U.S. President Donald Trump looks back at journalists after welcoming Mongolian President Battulga Khaltmaa to the White House July 31, 2019 in Washington, DC.
CNN  — 

It’s hard to find anyone these days who is a) paying attention to Republican politics and b) thinks Donald Trump is not going to run for president for a third time in 2024.

But even as Republican go hurtling toward what feels like that inevitable outcome, there are signs that Trump as the GOP nominee come 2024 is a fraught proposition for the party.

There are two such signs in the latest New York Times/Siena College national poll of registered voters.

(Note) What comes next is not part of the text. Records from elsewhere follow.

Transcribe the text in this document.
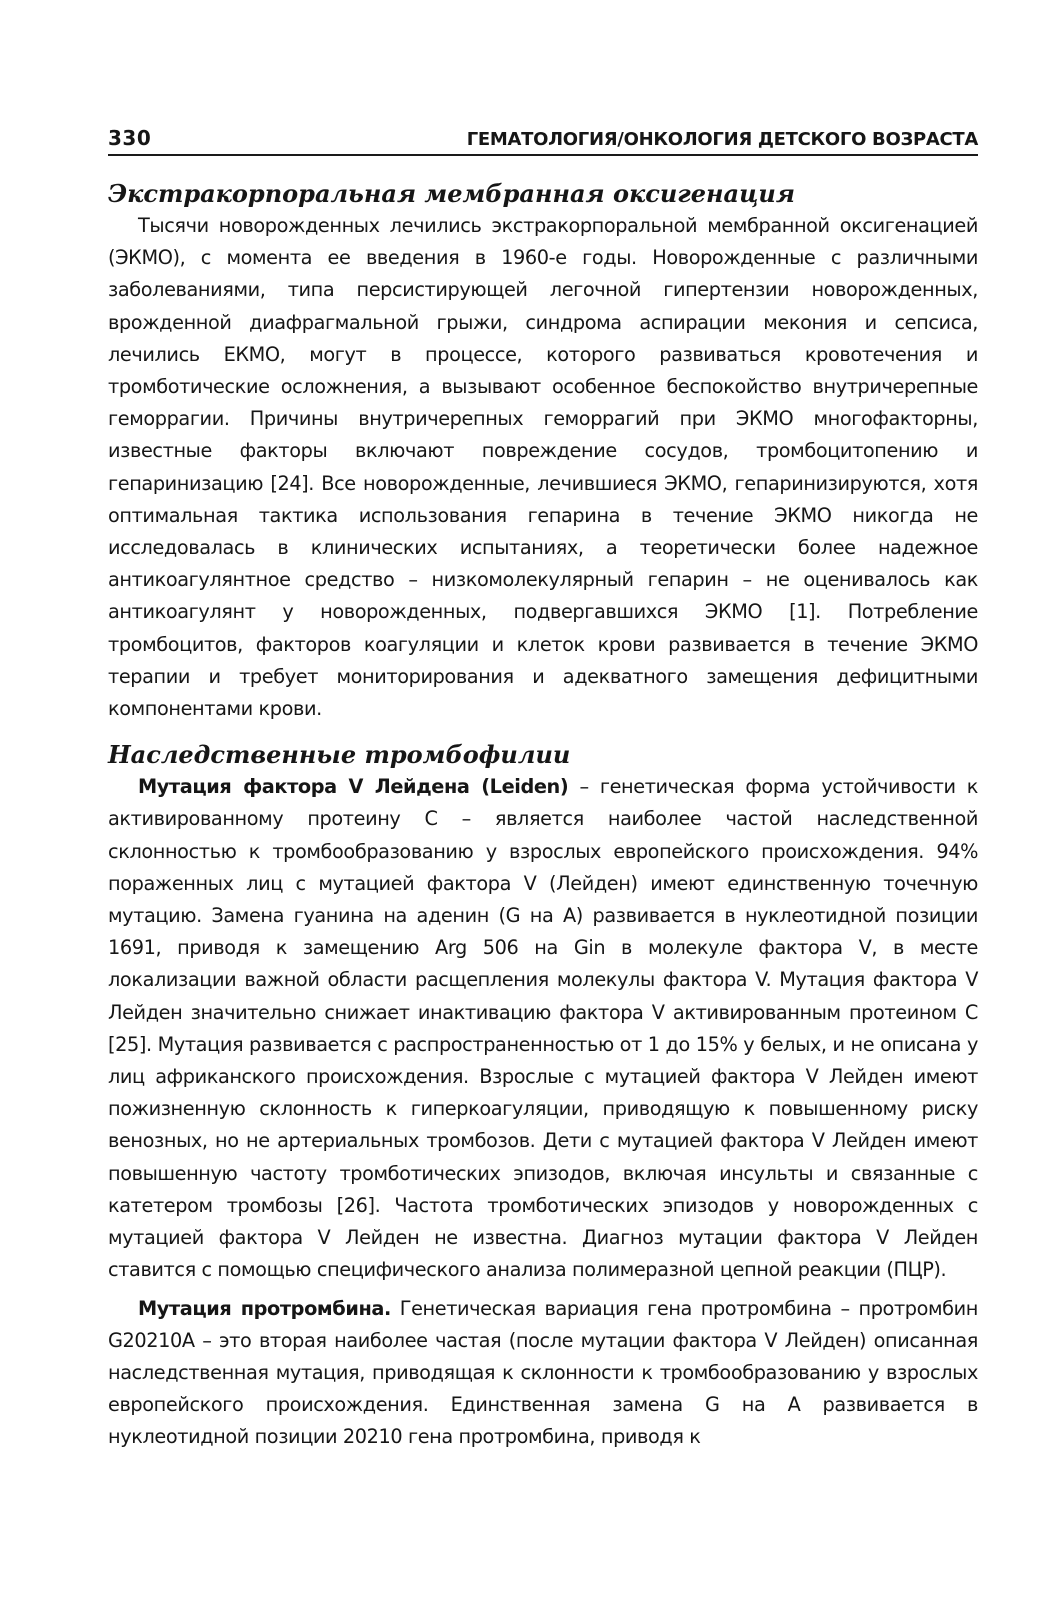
330	ГЕМАТОЛОГИЯ/ОНКОЛОГИЯ ДЕТСКОГО ВОЗРАСТА
Экстракорпоральная мембранная оксигенация

Тысячи новорожденных лечились экстракорпоральной мембранной оксигенацией (ЭКМО), с момента ее введения в 1960-е годы. Новорожденные с различными заболеваниями, типа персистирующей легочной гипертензии новорожденных, врожденной диафрагмальной грыжи, синдрома аспирации мекония и сепсиса, лечились ЕКМО, могут в процессе, которого развиваться кровотечения и тромботические осложнения, а вызывают особенное беспокойство внутричерепные геморрагии. Причины внутричерепных геморрагий при ЭКМО многофакторны, известные факторы включают повреждение сосудов, тромбоцитопению и гепаринизацию [24]. Все новорожденные, лечившиеся ЭКМО, гепаринизируются, хотя оптимальная тактика использования гепарина в течение ЭКМО никогда не исследовалась в клинических испытаниях, а теоретически более надежное антикоагулянтное средство – низкомолекулярный гепарин – не оценивалось как антикоагулянт у новорожденных, подвергавшихся ЭКМО [1]. Потребление тромбоцитов, факторов коагуляции и клеток крови развивается в течение ЭКМО терапии и требует мониторирования и адекватного замещения дефицитными компонентами крови.

Наследственные тромбофилии

Мутация фактора V Лейдена (Leiden) – генетическая форма устойчивости к активированному протеину С – является наиболее частой наследственной склонностью к тромбообразованию у взрослых европейского происхождения. 94% пораженных лиц с мутацией фактора V (Лейден) имеют единственную точечную мутацию. Замена гуанина на аденин (G на А) развивается в нуклеотидной позиции 1691, приводя к замещению Arg 506 на Gin в молекуле фактора V, в месте локализации важной области расщепления молекулы фактора V. Мутация фактора V Лейден значительно снижает инактивацию фактора V активированным протеином С [25]. Мутация развивается с распространенностью от 1 до 15% у белых, и не описана у лиц африканского происхождения. Взрослые с мутацией фактора V Лейден имеют пожизненную склонность к гиперкоагуляции, приводящую к повышенному риску венозных, но не артериальных тромбозов. Дети с мутацией фактора V Лейден имеют повышенную частоту тромботических эпизодов, включая инсульты и связанные с катетером тромбозы [26]. Частота тромботических эпизодов у новорожденных с мутацией фактора V Лейден не известна. Диагноз мутации фактора V Лейден ставится с помощью специфического анализа полимеразной цепной реакции (ПЦР).

Мутация протромбина. Генетическая вариация гена протромбина – протромбин G20210A – это вторая наиболее частая (после мутации фактора V Лейден) описанная наследственная мутация, приводящая к склонности к тромбообразованию у взрослых европейского происхождения. Единственная замена G на А развивается в нуклеотидной позиции 20210 гена протромбина, приводя к
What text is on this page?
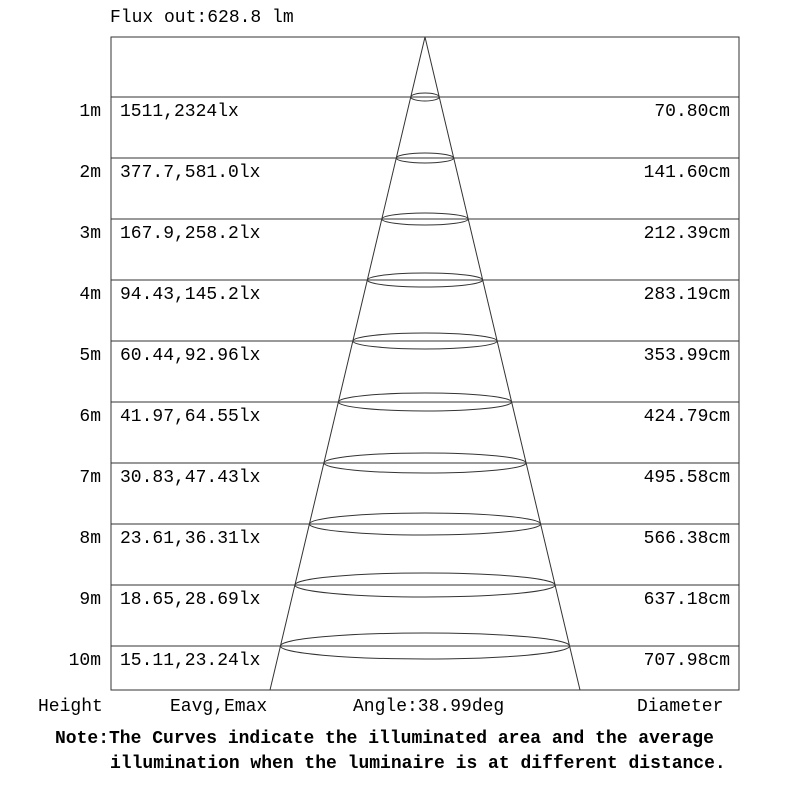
Flux out:628.8 lm
1m 1511,2324lx	70.80cm
2m 377.7,581.0lx	141.60cm
3m 167.9,258.2lx	212.39cm
4m 94.43,145.2lx	283.19cm
5m 60.44,92.96lx	353.99cm
6m 41.97,64.55lx	424.79cm
7m 30.83,47.43lx	495.58cm
8m 23.61,36.31lx	566.38cm
9m 18.65,28.69lx	637.18cm
10m 15.11,23.24lx	707.98cm
Height	Eavg,Emax	Angle:38.99deg	Diameter
Note:The Curves indicate the illuminated area and the average
illumination when the luminaire is at different distance.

1) 54% believe that in his actions after the 2020 election, Trump “went so far that he threatened American democracy.” (Just 38% said he was “just exercising his right to contest the election.”)

2) 51% said that Trump has “committed serious federal crimes” in regards to the various ongoing investigations into him.

Consider those two data points. A majority of the electorate believes that the former President of the United States actively threatened American democracy and committed federal crimes.

And yet, despite those numbers, Republicans – or at least the Republican base – seem set to nominate him again to the highest office in the country.

Which seems, well, like a risk?

(Worth noting: In the Times/Siena poll, Trump takes 42% to Joe Biden’s 45% in hypothetical 2024 presidential matchup.)

The challenge for Republicans is that Trump remains extremely popular with the GOP base. Which would make it very tough for anyone – even Florida Gov. Ron DeSantis – to knock him off in a primary fight.

But numbers like these should worry Republicans about what they would be getting with Trump as the nominee. Are voters really going to support a candidate they believe broke federal laws?

The Point: Welcome to the conundrum of Trump – unbeatable (or close to it) in a primary and deeply problematic in a general election.